Seemed reasonable to me until I saw the young boys’ winter school uniform.  Shorts.  Short shorts.  In winter.  Why?  They can’t possibly have six-year-old boys making a fashion statement.  I was out to lunch with a Japanese friend the other day and we saw two very young boys in uniform and I asked.  I’ll give your eyes and brain a split second to guess the reason that the winter school uniform is short shorts…

It’s to make them strong.  You read that right.  Japanese boys are being toughened up by freezing in the winter on the way to school.  And my Japanese bowling teammate tells me that sometimes girls and boys are not allowed to wear socks in order to make their immune system stronger.  But, like all cultures, this one is changing.  Sometimes I see boys wearing tights under their short shorts.  I have to think that’s cheating.

So you’re probably wondering now if the 20-something Japanese women are also trying to improve their immune system.  Well, no they are not.  For them it is actually fashion, but not for the reason I guessed.  It turns out that Japanese men like “chopstick legs” – long, slender legs.  Wearing black tights under shorts is very slimming.  The color alone is flattering but when you have the tights sucking your legs into shape and then coming out of the leg holes of the short shorts, you have long, slender legs.  (And, let’s be honest, Japanese women have incredibly slender legs without all of those tricks.).

I haven’t bought into Japanese fashion yet, but at the rate I’m gaining weight, I soon won’t fit into my jeans.  As long as I have to buy a new wardrobe, I might consider that slimming tights-short, shorts combo.  I can keep in mind that it has the added bonus of improving my immune system.


17 thoughts on “SOLSC #18: Winter Short-Shorts

  1. jarhartz

    So interesting! I love your made up stories, sounds like a practice you shouldn’t give up. And the information in your slice just added to my life knowledge. Perfect slice, entertainment and information I can use.

  2. Adrienne

    ” If I make an observation, but don’t know the real story or explanation, I just make something up. ”

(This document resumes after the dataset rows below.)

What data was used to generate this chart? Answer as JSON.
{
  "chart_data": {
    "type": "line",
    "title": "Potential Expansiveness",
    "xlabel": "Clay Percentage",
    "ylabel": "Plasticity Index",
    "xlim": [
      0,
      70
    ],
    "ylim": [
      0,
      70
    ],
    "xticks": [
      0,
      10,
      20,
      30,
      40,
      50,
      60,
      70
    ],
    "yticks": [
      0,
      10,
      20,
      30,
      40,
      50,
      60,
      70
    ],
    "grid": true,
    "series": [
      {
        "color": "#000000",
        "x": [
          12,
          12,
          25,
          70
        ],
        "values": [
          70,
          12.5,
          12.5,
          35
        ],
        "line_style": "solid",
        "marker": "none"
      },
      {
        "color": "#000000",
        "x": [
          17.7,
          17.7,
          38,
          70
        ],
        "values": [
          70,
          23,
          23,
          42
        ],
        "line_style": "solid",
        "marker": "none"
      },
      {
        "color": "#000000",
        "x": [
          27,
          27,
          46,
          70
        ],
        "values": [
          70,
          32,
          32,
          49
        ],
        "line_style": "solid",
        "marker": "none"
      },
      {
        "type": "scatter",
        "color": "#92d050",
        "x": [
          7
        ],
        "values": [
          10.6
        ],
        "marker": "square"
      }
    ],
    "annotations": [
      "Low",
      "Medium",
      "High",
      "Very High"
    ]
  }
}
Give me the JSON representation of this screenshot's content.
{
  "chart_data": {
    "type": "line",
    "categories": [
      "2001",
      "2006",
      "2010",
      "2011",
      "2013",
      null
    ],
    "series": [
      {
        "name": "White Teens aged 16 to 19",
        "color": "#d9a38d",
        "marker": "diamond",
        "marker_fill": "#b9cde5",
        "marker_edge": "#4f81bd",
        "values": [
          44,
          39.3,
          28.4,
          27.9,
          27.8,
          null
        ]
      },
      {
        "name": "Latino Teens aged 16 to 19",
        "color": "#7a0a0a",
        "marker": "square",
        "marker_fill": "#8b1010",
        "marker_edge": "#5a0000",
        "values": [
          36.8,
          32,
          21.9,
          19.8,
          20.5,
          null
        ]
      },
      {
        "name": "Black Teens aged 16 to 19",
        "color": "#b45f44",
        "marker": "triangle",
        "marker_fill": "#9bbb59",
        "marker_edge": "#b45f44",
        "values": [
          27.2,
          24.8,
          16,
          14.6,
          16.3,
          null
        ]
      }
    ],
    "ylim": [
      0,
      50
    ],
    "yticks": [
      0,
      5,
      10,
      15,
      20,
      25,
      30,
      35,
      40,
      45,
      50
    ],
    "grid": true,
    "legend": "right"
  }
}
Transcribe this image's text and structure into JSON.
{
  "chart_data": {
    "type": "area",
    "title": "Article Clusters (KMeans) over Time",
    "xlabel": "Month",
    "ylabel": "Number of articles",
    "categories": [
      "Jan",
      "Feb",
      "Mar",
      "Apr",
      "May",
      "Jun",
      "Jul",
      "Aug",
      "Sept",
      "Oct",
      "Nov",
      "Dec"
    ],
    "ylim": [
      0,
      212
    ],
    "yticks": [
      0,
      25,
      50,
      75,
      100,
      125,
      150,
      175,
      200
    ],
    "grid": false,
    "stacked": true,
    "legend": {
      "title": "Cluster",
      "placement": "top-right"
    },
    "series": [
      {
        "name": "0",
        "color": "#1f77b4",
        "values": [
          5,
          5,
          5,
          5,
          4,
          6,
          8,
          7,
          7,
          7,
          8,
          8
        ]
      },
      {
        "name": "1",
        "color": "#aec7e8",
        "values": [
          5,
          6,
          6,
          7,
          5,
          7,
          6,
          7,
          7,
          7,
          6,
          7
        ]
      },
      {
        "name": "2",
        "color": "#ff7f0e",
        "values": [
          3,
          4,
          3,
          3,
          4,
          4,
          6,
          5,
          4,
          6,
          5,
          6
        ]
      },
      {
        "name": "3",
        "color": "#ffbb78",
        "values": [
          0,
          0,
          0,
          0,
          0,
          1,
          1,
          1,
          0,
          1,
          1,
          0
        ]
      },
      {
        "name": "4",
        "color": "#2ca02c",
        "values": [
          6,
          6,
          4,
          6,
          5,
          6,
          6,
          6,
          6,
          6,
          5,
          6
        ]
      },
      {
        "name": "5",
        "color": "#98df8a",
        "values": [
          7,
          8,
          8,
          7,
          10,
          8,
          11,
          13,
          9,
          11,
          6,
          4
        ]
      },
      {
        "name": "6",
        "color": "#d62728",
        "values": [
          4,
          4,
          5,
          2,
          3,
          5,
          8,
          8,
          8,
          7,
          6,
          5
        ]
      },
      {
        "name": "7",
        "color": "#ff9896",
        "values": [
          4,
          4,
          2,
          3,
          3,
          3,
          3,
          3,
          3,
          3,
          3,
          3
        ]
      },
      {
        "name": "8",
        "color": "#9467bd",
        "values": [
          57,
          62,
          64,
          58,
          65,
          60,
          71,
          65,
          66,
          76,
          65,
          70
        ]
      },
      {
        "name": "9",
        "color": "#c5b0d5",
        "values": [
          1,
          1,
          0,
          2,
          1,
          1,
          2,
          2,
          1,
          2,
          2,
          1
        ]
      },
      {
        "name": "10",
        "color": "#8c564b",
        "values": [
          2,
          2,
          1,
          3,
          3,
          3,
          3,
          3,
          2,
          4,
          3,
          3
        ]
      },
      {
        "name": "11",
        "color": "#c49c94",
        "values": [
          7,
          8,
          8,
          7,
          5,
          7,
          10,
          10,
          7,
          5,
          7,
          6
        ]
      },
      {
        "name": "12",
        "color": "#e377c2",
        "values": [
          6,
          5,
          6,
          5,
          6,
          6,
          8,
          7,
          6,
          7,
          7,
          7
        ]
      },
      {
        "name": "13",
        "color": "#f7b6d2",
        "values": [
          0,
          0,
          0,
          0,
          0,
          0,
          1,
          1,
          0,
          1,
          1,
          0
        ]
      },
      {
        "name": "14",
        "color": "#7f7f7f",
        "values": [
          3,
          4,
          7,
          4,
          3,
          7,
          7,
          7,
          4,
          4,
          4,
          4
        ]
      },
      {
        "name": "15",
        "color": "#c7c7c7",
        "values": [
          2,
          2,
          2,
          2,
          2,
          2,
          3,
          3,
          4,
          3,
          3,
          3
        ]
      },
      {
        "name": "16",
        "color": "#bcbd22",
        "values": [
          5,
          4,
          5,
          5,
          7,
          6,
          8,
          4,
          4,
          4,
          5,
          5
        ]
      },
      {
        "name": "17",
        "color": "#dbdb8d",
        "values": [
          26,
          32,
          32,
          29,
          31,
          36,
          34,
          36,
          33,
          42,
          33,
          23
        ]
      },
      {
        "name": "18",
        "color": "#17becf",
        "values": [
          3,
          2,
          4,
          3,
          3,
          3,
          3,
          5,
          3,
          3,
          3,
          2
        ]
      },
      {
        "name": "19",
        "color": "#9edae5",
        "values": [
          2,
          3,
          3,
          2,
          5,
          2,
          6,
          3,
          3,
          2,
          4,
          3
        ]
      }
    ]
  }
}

    My sister and I refer to this as embellishing a story. It also applies to details added to make a story more interesting, though, perhaps, less true to life.

    1. readerlee Post author

      That makes me think of this Malaysian Air story. I fear that we will discover that our embellishing has led us down crazy paths. Embellishing is great with fiction. I hope it won’t be hurtful in this real case.

  3. Tara Smith

    I have a Japanese stdent whose parents make her walk to and from school (not an insignificant distance) no matter how cold or snowy it is in order to…make her strong! Such an interesting way of thinking, right? By the way, my students wear the same shorts and tights combo – must be a fashion statement thing.

    1. readerlee Post author

      Tara, they always have school here, even when it snows (which is rare). We’ve always assumed it was because no one is taking a bus to school. They either walk or take the train. I do think that has something to do with it, but now I also think it might be that strength thing. That would make sense with your student’s experience.

  4. arjeha

    I must say that the reason you mentioned for the boys wearing shorts was not one that I would have come up with. As far as coming up with your own stories to explain things, where would we be if writers haven’t been doing that for years?

  5. Kim K

    I have to tell you, I have shared your slices with some of my colleagues. I’m learning so much from you! This is such an interesting fact to me and it’s so interesting to hear about other places and the customs and beliefs they hold. Keep em coming!

    1. readerlee Post author

      Thanks, Kim! Actually, having to write things that I will share with others is making me learn more too. I’ve had great conversations with my friends and colleagues as I’ve brainstormed ideas for posts this month.

  6. Julie Johnson

    Hmmm…I’m wondering if those black tights will help my legs look slimmer. 🙂 Your post made me smile tonight. It’s so interesting to learn about other cultures and their way of thinking. My daughter spent a gap year in Turkey last year as an exchange student. She was not allowed to let her hair air dry because they thought she would get sick for sure.

    1. readerlee Post author

      That’s so funny… at lunch today I was telling my Japanese friend about living in Turkey and never wearing shorts because people just didn’t do that. (It started to change while I was there, so I’m sure it’s quite different now.) I’m so glad your daughter got to go there. I loved living there!